I am getting conflicting information about this …
At one place I read
The MBR on the other hand supports partitioning hard-disks of space which is up to ONLY 2 Terabytes (TB).
If you use a hard-drive greater than 2 TB in installation and
partitioning, you can be successful BUT the space beyond 2 TB will be
lost. For example, if you have 2.5 TB, the 0.5 TB will be lost.
However, it seems that the Partition size is limited by the 32-bit size of capacity field in the partition table. This is
(2^32)-1 x 512 byte = 2 TB.
But since the MBR has up to FOUR primary partitions and EACH one can be up tp 2TB, that should give a total of
4 x 2 TB = 8 TB
No ?
So a single hard-drive of say 7 TB can be fully used by an MBR partition scheme which means that the above quoted maximum for the Hard drive limit seems to be wrong.

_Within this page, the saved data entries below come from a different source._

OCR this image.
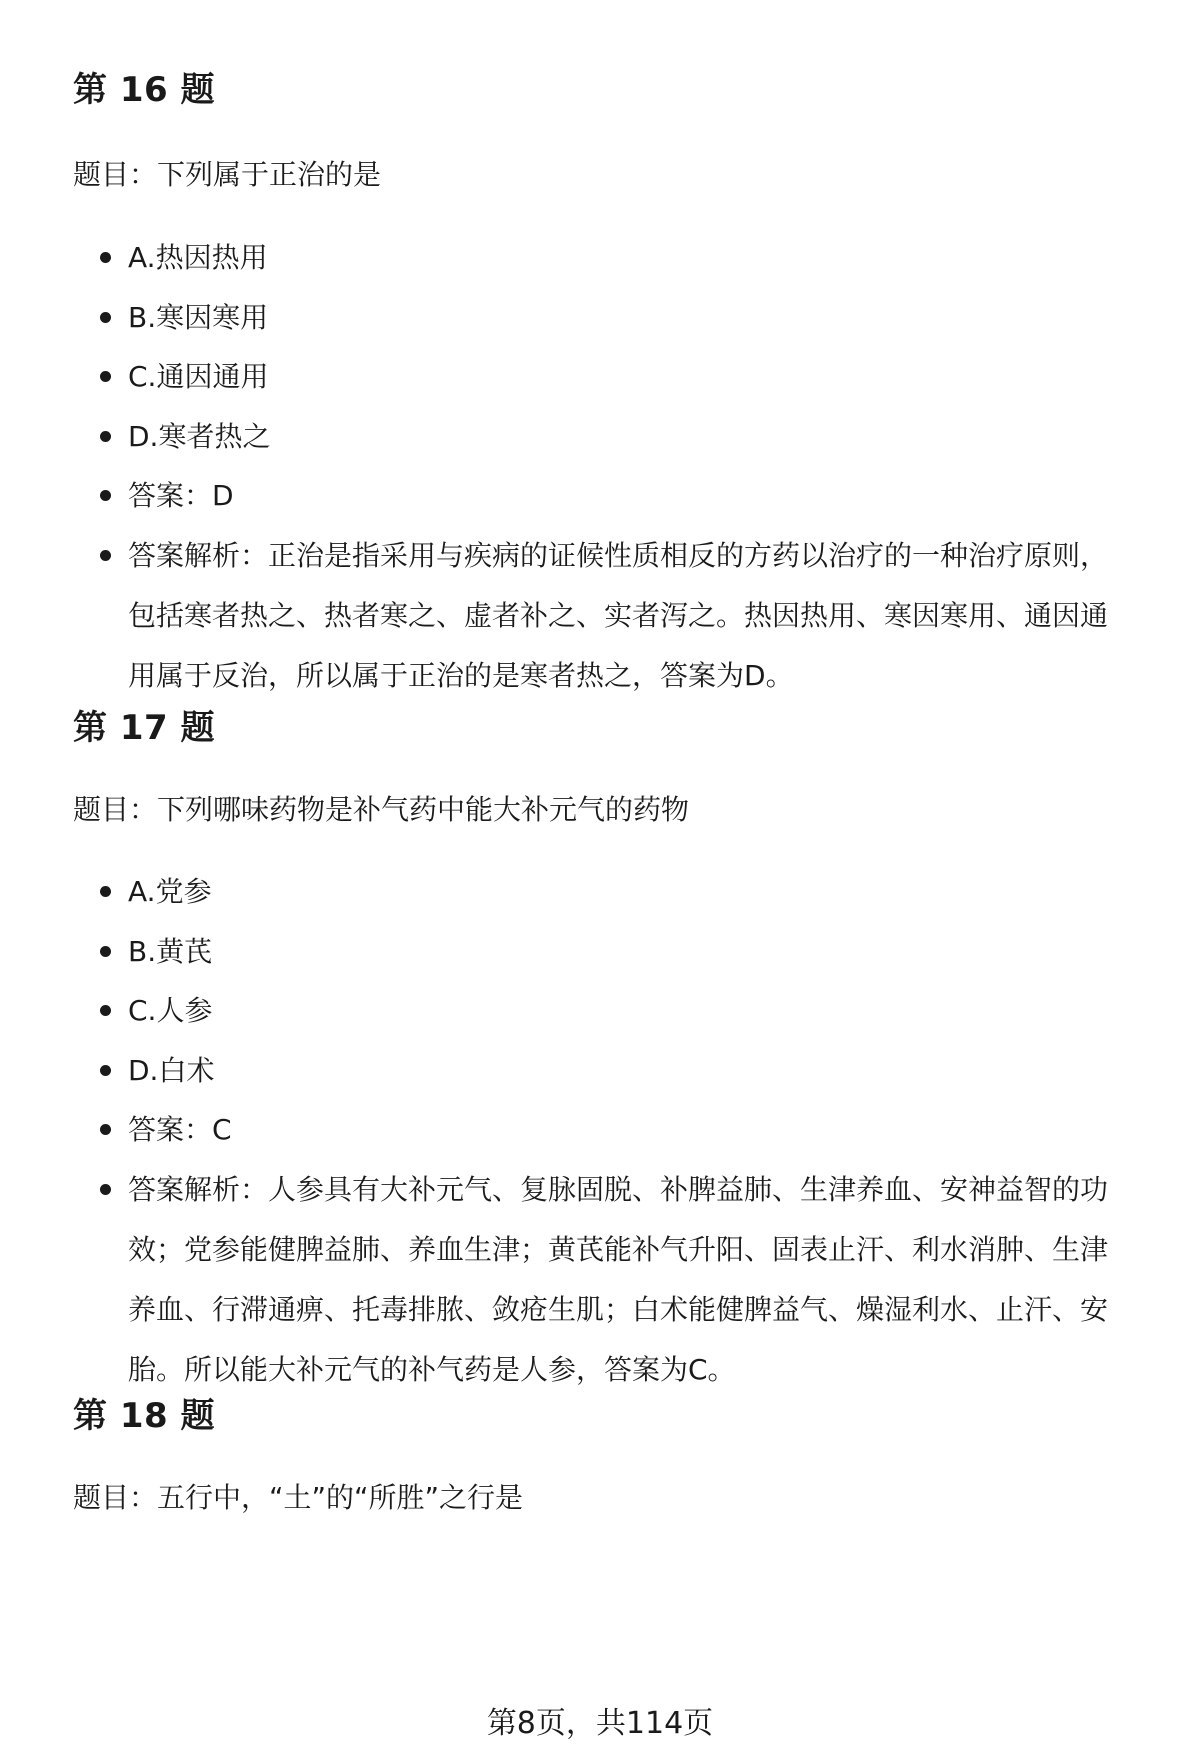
第 16 题

题目：下列属于正治的是

A.热因热用
B.寒因寒用
C.通因通用
D.寒者热之
答案：D
答案解析：正治是指采用与疾病的证候性质相反的方药以治疗的一种治疗原则，包括寒者热之、热者寒之、虚者补之、实者泻之。热因热用、寒因寒用、通因通用属于反治，所以属于正治的是寒者热之，答案为D。
第 17 题

题目：下列哪味药物是补气药中能大补元气的药物

A.党参
B.黄芪
C.人参
D.白术
答案：C
答案解析：人参具有大补元气、复脉固脱、补脾益肺、生津养血、安神益智的功效；党参能健脾益肺、养血生津；黄芪能补气升阳、固表止汗、利水消肿、生津养血、行滞通痹、托毒排脓、敛疮生肌；白术能健脾益气、燥湿利水、止汗、安胎。所以能大补元气的补气药是人参，答案为C。
第 18 题

题目：五行中，“土”的“所胜”之行是

第8页，共114页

But I see this 2 TB limit quoted a lot on the internet, but it would only be true if you allocated only one partition, but you have up to four.
Can someone explain this?
Best Answer
Basically yes, if the sector size is 512 bytes.
No. MBR partition table stores LBA of first absolute sector in the partition and it uses 32 bits for this. This is true for any partition so even the last one must start within the first 2TiB of the disk.